While white and gray do continue to have their say, homeowners and home experts are enjoying a resurgence of color. According to Jones, top choices for stone slabs that incorporate color include Calacatta Viola (creamy whites with rich burgundy veining), Opera Fantastico (highly varied with grays, browns, reds, pinks and gold), Breccia Capraia (warm white with dramatic purples and deep greens) and Brèche De Vendème (a collage of golden yellow, olive green and dark purple).
“Trending marble right now has a lot of deep veining, not only in gold, but in deep grays, blues, and even greens,” says Jones. “Jewel tones are definitely hot right now and come through both in paint selections and stone selections.”
At Palatial Stone & Tile, Paul Romain also sees an evolution in the color of stone countertops. While some clients still request simple white quartz or classic Carrara marble, others want richer colors with dramatic veining in green, black and aubergine.
“When paired with varying shades of the deeper colors for the cabinets, you create a tonal effect that speaks of luxury and timelessness,” he says.
In contrast to solid colors, movement in stone is definitely gaining in popularity according to Bridget Arceneaux, assistant manager and inside sales associate at Tuscan Stone. Homeowners now have the ability to “bookmatch” stone wall and countertop applications, which allows the veining to continue from a full-height backsplash to their surface countertop.
Another application where this is popular is the “waterfall” island, where the surface countertop veining is bookmatched to stone extending down onto the side of the cabinet to the floor. Customers can begin envisioning their applications before ever seeing the slabs in person through Tuscan Stone’s “pre-hold” technology that allows clients to review inventory before visiting.
When it comes to tile, the spectrum of colors is broad. According to Peggy Stafford, owner of Stafford Tile, clients in some parts of the Gulf South remain conservative with their use of color while New Orleans homeowners tend to use color more willingly.

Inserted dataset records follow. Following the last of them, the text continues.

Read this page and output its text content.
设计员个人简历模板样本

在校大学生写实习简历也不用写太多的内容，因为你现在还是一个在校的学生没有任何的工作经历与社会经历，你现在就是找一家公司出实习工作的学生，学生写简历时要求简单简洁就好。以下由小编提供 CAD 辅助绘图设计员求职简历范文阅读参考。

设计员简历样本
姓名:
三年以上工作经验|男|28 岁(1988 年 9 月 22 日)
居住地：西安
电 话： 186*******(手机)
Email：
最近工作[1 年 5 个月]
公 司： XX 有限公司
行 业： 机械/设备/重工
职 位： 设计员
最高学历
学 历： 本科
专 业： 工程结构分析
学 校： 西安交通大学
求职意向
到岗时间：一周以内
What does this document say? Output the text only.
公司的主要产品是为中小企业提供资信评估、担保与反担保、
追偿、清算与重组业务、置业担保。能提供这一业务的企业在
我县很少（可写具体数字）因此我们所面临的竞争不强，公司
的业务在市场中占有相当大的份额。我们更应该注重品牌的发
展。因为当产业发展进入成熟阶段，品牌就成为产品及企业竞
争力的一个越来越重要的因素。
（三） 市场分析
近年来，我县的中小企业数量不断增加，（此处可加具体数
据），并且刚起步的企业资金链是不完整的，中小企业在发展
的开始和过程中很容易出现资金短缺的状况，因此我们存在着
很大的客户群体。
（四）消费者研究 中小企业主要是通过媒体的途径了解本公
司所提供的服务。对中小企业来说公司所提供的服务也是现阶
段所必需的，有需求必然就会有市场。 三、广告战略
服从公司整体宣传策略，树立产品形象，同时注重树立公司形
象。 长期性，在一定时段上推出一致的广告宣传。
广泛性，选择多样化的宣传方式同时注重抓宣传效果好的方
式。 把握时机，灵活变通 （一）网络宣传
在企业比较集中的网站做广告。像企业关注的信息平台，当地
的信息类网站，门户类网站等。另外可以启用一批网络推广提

“Color does not have to be a ‘risk’ if you use great-looking colors and good materials,” says Stafford. “I have done a full bathroom tub surround with a handmade crackle aqua tile that was stunning. We have a designer in the community that is interested in doing a full wall of bronze tiles in a space.”

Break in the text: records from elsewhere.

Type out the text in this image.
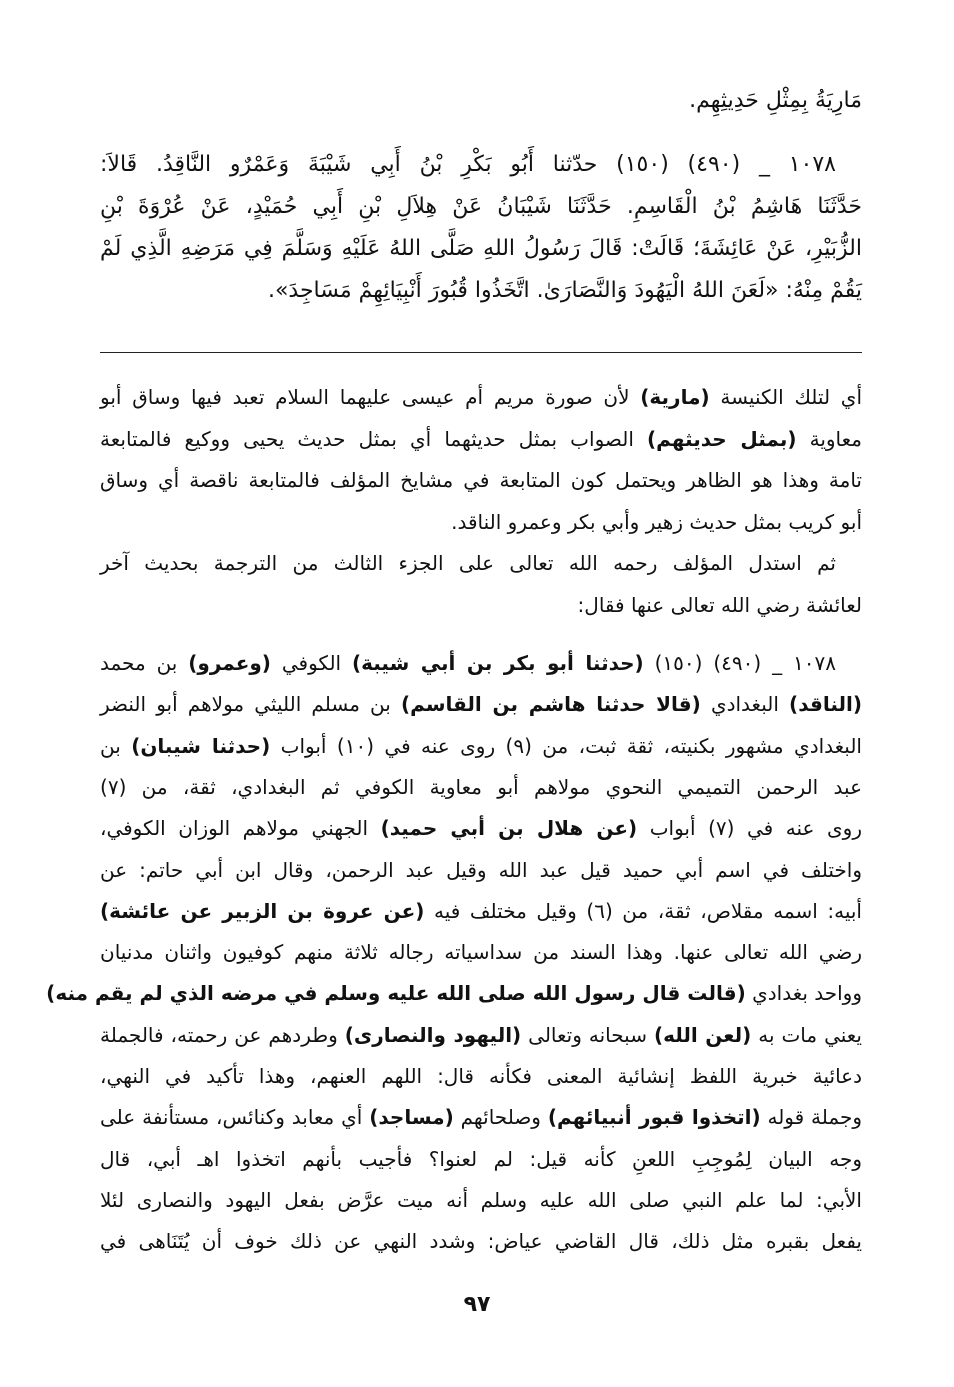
مَارِيَةُ بِمِثْلِ حَدِيثِهِم.
١٠٧٨ _ (٤٩٠) (١٥٠) حدّثنا أَبُو بَكْرِ بْنُ أَبِي شَيْبَةَ وَعَمْرٌو النَّاقِدُ. قَالاَ:
حَدَّثَنَا هَاشِمُ بْنُ الْقَاسِمِ. حَدَّثَنَا شَيْبَانُ عَنْ هِلاَلِ بْنِ أَبِي حُمَيْدٍ، عَنْ عُرْوَةَ بْنِ
الزُّبَيْرِ، عَنْ عَائِشَةَ؛ قَالَتْ: قَالَ رَسُولُ اللهِ صَلَّى اللهُ عَلَيْهِ وَسَلَّمَ فِي مَرَضِهِ الَّذِي لَمْ
يَقُمْ مِنْهُ: «لَعَنَ اللهُ الْيَهُودَ وَالنَّصَارَىٰ. اتَّخَذُوا قُبُورَ أَنْبِيَائِهِمْ مَسَاجِدَ».
أي لتلك الكنيسة (مارية) لأن صورة مريم أم عيسى عليهما السلام تعبد فيها وساق أبو
معاوية (بمثل حديثهم) الصواب بمثل حديثهما أي بمثل حديث يحيى ووكيع فالمتابعة
تامة وهذا هو الظاهر ويحتمل كون المتابعة في مشايخ المؤلف فالمتابعة ناقصة أي وساق
أبو كريب بمثل حديث زهير وأبي بكر وعمرو الناقد.
ثم استدل المؤلف رحمه الله تعالى على الجزء الثالث من الترجمة بحديث آخر
لعائشة رضي الله تعالى عنها فقال:
١٠٧٨ _ (٤٩٠) (١٥٠) (حدثنا أبو بكر بن أبي شيبة) الكوفي (وعمرو) بن محمد
(الناقد) البغدادي (قالا حدثنا هاشم بن القاسم) بن مسلم الليثي مولاهم أبو النضر
البغدادي مشهور بكنيته، ثقة ثبت، من (٩) روى عنه في (١٠) أبواب (حدثنا شيبان) بن
عبد الرحمن التميمي النحوي مولاهم أبو معاوية الكوفي ثم البغدادي، ثقة، من (٧)
روى عنه في (٧) أبواب (عن هلال بن أبي حميد) الجهني مولاهم الوزان الكوفي،
واختلف في اسم أبي حميد قيل عبد الله وقيل عبد الرحمن، وقال ابن أبي حاتم: عن
أبيه: اسمه مقلاص، ثقة، من (٦) وقيل مختلف فيه (عن عروة بن الزبير عن عائشة)
رضي الله تعالى عنها. وهذا السند من سداسياته رجاله ثلاثة منهم كوفيون واثنان مدنيان
وواحد بغدادي (قالت قال رسول الله صلى الله عليه وسلم في مرضه الذي لم يقم منه)
يعني مات به (لعن الله) سبحانه وتعالى (اليهود والنصارى) وطردهم عن رحمته، فالجملة
دعائية خبرية اللفظ إنشائية المعنى فكأنه قال: اللهم العنهم، وهذا تأكيد في النهي،
وجملة قوله (اتخذوا قبور أنبيائهم) وصلحائهم (مساجد) أي معابد وكنائس، مستأنفة على
وجه البيان لِمُوجِبِ اللعنِ كأنه قيل: لم لعنوا؟ فأجيب بأنهم اتخذوا اهـ أبي، قال
الأبي: لما علم النبي صلى الله عليه وسلم أنه ميت عرَّض بفعل اليهود والنصارى لئلا
يفعل بقبره مثل ذلك، قال القاضي عياض: وشدد النهي عن ذلك خوف أن يُتَنَاهى في
٩٧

For those preferring a conservative approach, Stafford notes that certain soft colors like sage or soft plum can be considered neutrals and will incorporate hues and shades without overpowering a room with color. Regarding the use of patterns in your tile installations, Stafford often likes to complement the stone — if the stone has a lot of veins or occlusions, she may suggest a “straight” lay of materials; if the stone is more solid, she may suggest using tile in a pattern such as a herringbone, basketweave, or staggered joint.
Experts agree that with tile, grout lines are an important consideration.
“In many of the mosaics that we sell, the grout is the color,” says Stafford. The appearance of glass mosaics can change drastically based on grout color. Darker grout colors will make a pattern more prevalent with a light mosaic, and light grout colors will make a pattern more prevalent with a dark mosaic.
“Depending on the tile, you will either want grout lines to stand out or go away,” says Legend Interiors Designer Nicole Ruppel Jones. According to Jones, grout has come a long way, from every color imaginable to metallic, glass-filled, and crystal grout.
“Always consult an expert when making grout selections,” she says. “Not only is it a functional aspect of the job, but it can ruin the look if not properly considered.”
As more and more homeowners incorporate wet bars, dry bars and mudrooms into their house plans, Jones is noting that these are places where playful and sophisticated patterns in tile and wall coverings are becoming more prominent.
“Still, my favorite hidden gem is always a powder room,” says Jones. “This room is always one where clients tend to step out of their comfort zone and are willing to experiment with color, patterns and lighting.”
Whether adding color and whimsy or sticking to a clean and classic look, experts agree homeowners should begin with what they love. No color is off limits, and busy patterns or veining can provide dramatic and beautiful focal points. They also agree that utilizing the pros will help you ensure your whimsical ideas work. They’ll find the materials and installations to complement — and not clash with — your adventurous style.